Branchial NH 4 + ‐dependent Acid‐base Transport Mechanisms and Energy Metabolism of Squid ( Sepioteuthis lessoniana ) Affected by Seawater Acidification

Abstract

CO2 induced pH fluctuation in the extracellular compartments are a unifying physiological phenomenon that all animals are confronted with. Cephalopods have evolved acid-base regulatory abilities to accommodate temporal pH fluctuations via highly pH sensitive hemocyanins. Interestingly, it has been suggested that metabolic energetic limitations may be a critical factor when exposed to acidified seawater. Here we show the effects of short-term (few hours) to medium-term (up to 168 h) seawater acidification on pelagic squids, Sepioteuthis lessoniana. Routine metabolic rates, NH4+ secretion and extracellular acid-base balance were monitored during exposure to control (pH 8.1) and acidified conditions of pH 7.7 and 7.3 along a period of 168h.

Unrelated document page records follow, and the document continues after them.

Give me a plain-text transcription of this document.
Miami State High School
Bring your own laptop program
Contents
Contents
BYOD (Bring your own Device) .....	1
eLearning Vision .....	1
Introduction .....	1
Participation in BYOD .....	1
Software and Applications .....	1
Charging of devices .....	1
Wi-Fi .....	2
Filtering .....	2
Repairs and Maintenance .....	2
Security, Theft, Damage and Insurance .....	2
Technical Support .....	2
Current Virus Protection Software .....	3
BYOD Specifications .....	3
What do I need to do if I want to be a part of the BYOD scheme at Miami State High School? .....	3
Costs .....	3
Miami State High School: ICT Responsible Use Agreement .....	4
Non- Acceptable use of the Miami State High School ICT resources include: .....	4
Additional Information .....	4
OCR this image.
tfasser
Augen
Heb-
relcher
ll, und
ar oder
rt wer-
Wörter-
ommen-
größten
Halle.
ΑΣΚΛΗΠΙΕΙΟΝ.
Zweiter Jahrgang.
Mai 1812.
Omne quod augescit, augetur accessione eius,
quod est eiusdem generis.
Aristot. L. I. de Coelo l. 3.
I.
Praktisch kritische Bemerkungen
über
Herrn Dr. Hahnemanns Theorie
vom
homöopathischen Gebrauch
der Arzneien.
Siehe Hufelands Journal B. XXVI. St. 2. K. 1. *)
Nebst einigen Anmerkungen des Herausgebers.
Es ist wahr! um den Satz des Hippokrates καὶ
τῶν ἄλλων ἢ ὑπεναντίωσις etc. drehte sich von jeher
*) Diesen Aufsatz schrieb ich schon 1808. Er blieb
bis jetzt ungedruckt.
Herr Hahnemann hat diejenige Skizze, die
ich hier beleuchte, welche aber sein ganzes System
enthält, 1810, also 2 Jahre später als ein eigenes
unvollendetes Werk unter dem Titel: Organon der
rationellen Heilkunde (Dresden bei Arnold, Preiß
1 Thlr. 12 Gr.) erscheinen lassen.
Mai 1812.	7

Metabolic rates were significantly depressed by 40% after 168 hours in pH 7.3 conditions exposure. The extracellular pH is fully restored within 20 h and is maintained along the period of 168 h, and the accompanied acid-base transporter transcripts were up-regulated including V-type H+-ATPase (VHA), Rhesus protein (RhP), Na/HCO3- cotransporter (NBC) and cystolic carbonic anhydrase (CAc). Immunohistochemical analyses demonstrated co-localization of Na+/K+-ATPase (NKA), VHA in basolateral and Na+/H+-exchanger 3 (NHE3), RhP in apical membranes of the branchial epithelium. Protein levels of branchial VHA and RhP were increased in response to acidified conditions. The present work demonstrated the NH4+ based proton secretion via RhP may contribute to a well-developed acid-base regulatory machinery in branchial epithelia of cephalopods.